Die Erteilung der Nachsicht durch das Verwaltungsgericht setzt aber nicht die Anhörung des Regionalbeirates iSd § 10 Abs. 3 AlVG voraus (vgl. VwGH 17.12.2015, Ro 2015/08/0026; 27.01.2016, Ro 2015/08/0027).
Umstände, die als Nachsichtsgründe in Betracht kämen, hat der Beschwerdeführer nicht vorgebracht und sind auch im Verfahren vor dem Bundesverwaltungsgericht nicht hervorgekommen. Insbesondere hat der Beschwerdeführer keine neue, die Arbeitslosigkeit ausschließende Beschäftigung im relevanten Zeitraum aufgenommen. Die von ihm angeführten persönlichen finanziellen Umstände hingegen, vermögen im Lichte der höchstgerichtlichen Rechtsprechung keine andere Einschätzung herbeizuführen.
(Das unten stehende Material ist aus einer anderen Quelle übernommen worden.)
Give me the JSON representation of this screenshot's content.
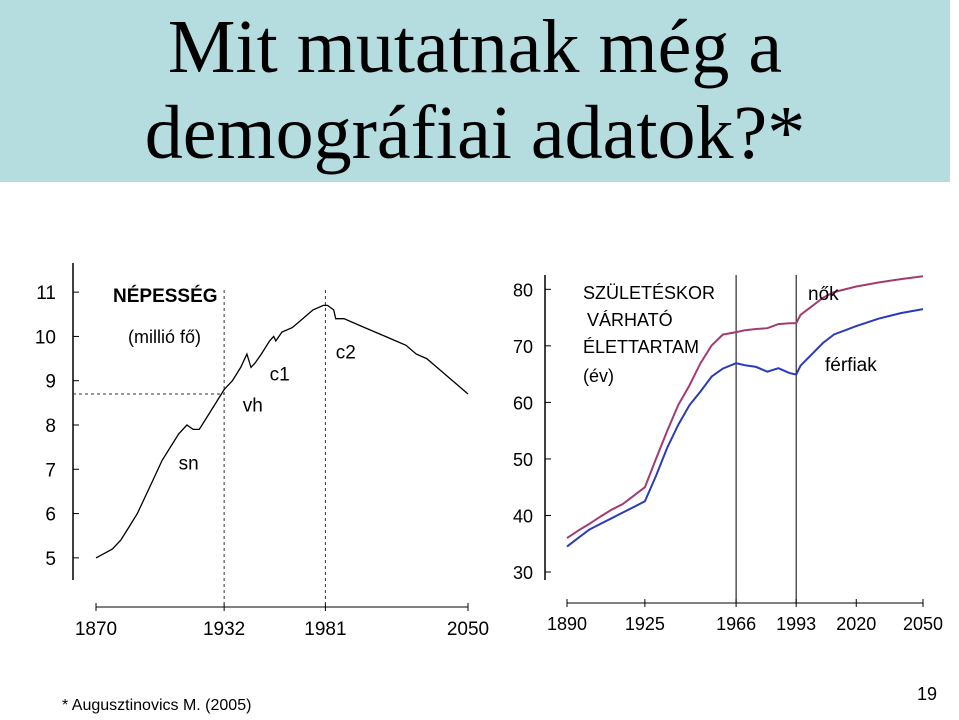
{
  "slide": {
    "title_line1": "Mit mutatnak még a",
    "title_line2": "demográfiai adatok?*",
    "footnote": "* Augusztinovics M. (2005)",
    "page_number": "19",
    "title_bg": "#b5dde0"
  },
  "chart_data": [
    {
      "type": "line",
      "title": "NÉPESSÉG",
      "subtitle": "(millió fő)",
      "xlabel": "",
      "ylabel": "",
      "x_ticks": [
        1870,
        1932,
        1981,
        2050
      ],
      "y_ticks": [
        5,
        6,
        7,
        8,
        9,
        10,
        11
      ],
      "xlim": [
        1870,
        2050
      ],
      "ylim": [
        4.5,
        11.5
      ],
      "vertical_lines": [
        1932,
        1981
      ],
      "horizontal_line": 8.7,
      "annotations": [
        {
          "text": "sn",
          "x": 1910,
          "y": 7.0
        },
        {
          "text": "vh",
          "x": 1941,
          "y": 8.3
        },
        {
          "text": "c1",
          "x": 1954,
          "y": 9.0
        },
        {
          "text": "c2",
          "x": 1986,
          "y": 9.5
        }
      ],
      "series": [
        {
          "color": "#000000",
          "x": [
            1870,
            1874,
            1878,
            1882,
            1886,
            1890,
            1894,
            1898,
            1902,
            1906,
            1910,
            1914,
            1917,
            1920,
            1924,
            1928,
            1932,
            1936,
            1940,
            1943,
            1945,
            1947,
            1950,
            1954,
            1956,
            1957,
            1960,
            1965,
            1970,
            1975,
            1980,
            1982,
            1985,
            1986,
            1990,
            1995,
            2000,
            2005,
            2010,
            2015,
            2020,
            2025,
            2030,
            2035,
            2040,
            2045,
            2050
          ],
          "y": [
            5.0,
            5.1,
            5.2,
            5.4,
            5.7,
            6.0,
            6.4,
            6.8,
            7.2,
            7.5,
            7.8,
            8.0,
            7.9,
            7.9,
            8.2,
            8.5,
            8.8,
            9.0,
            9.3,
            9.6,
            9.3,
            9.4,
            9.6,
            9.9,
            10.0,
            9.9,
            10.1,
            10.2,
            10.4,
            10.6,
            10.7,
            10.7,
            10.6,
            10.4,
            10.4,
            10.3,
            10.2,
            10.1,
            10.0,
            9.9,
            9.8,
            9.6,
            9.5,
            9.3,
            9.1,
            8.9,
            8.7
          ]
        }
      ]
    },
    {
      "type": "line",
      "title": "SZÜLETÉSKOR VÁRHATÓ ÉLETTARTAM",
      "subtitle": "(év)",
      "xlabel": "",
      "ylabel": "",
      "x_ticks": [
        1890,
        1925,
        1966,
        1993,
        2020,
        2050
      ],
      "y_ticks": [
        30,
        40,
        50,
        60,
        70,
        80
      ],
      "xlim": [
        1890,
        2050
      ],
      "ylim": [
        30,
        82
      ],
      "vertical_lines": [
        1966,
        1993
      ],
      "series": [
        {
          "name": "nők",
          "color": "#a23b72",
          "x": [
            1890,
            1895,
            1900,
            1905,
            1910,
            1915,
            1920,
            1925,
            1930,
            1935,
            1940,
            1945,
            1950,
            1955,
            1960,
            1966,
            1970,
            1975,
            1980,
            1985,
            1990,
            1993,
            1995,
            2000,
            2005,
            2010,
            2020,
            2030,
            2040,
            2050
          ],
          "y": [
            36.0,
            37.3,
            38.5,
            39.8,
            41.0,
            42.0,
            43.5,
            45.0,
            50.0,
            55.0,
            59.5,
            63.0,
            67.0,
            70.0,
            72.0,
            72.5,
            72.7,
            73.0,
            73.2,
            73.8,
            74.0,
            74.1,
            75.5,
            77.0,
            78.5,
            79.5,
            80.5,
            81.2,
            81.8,
            82.3
          ]
        },
        {
          "name": "férfiak",
          "color": "#2a3bb8",
          "x": [
            1890,
            1895,
            1900,
            1905,
            1910,
            1915,
            1920,
            1925,
            1930,
            1935,
            1940,
            1945,
            1950,
            1955,
            1960,
            1966,
            1970,
            1975,
            1980,
            1985,
            1990,
            1993,
            1995,
            2000,
            2005,
            2010,
            2020,
            2030,
            2040,
            2050
          ],
          "y": [
            34.5,
            36.0,
            37.5,
            38.5,
            39.5,
            40.5,
            41.5,
            42.5,
            47.0,
            52.0,
            56.0,
            59.5,
            62.0,
            64.5,
            66.0,
            67.0,
            66.5,
            66.3,
            65.5,
            66.0,
            65.2,
            65.0,
            66.5,
            68.5,
            70.5,
            72.0,
            73.5,
            74.8,
            75.8,
            76.5
          ]
        }
      ],
      "legend_labels": [
        "nők",
        "férfiak"
      ]
    }
  ]
}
Da die Voraussetzungen für den Ausspruch des Verlustes des Leistungsanspruchs vorliegen, war die Beschwerde als unbegründet abzuweisen und die Beschwerdevorentscheidung zu bestätigen.
Zu B) Unzulässigkeit der Revision:
Gemäß § 25a Abs. 1 VwGG hat das Verwaltungsgericht im Spruch seines Erkenntnisses oder Beschlusses auszusprechen, ob die Revision gemäß Art. 133 Abs. 4 B-VG zulässig ist. Der Ausspruch ist kurz zu begründen.
Die Revision ist gemäß Art. 133 Abs. 4 B-VG nicht zulässig, weil die Entscheidung nicht von der Lösung einer Rechtsfrage abhängt, der grundsätzliche Bedeutung zukommt. Weder weicht die gegenständliche Entscheidung von der bisherigen Rechtsprechung des Verwaltungsgerichtshofes ab (vgl. die oben im Rahmen der rechtlichen Beurteilung zu Spruchteil A angeführte Rechtsprechung), noch fehlt es an einer Rechtsprechung; weiters ist die vorliegende Rechtsprechung des Verwaltungsgerichtshofes auch nicht als uneinheitlich zu beurteilen. Auch liegen keine sonstigen Hinweise auf eine grundsätzliche Bedeutung der zu lösenden Rechtsfrage vor.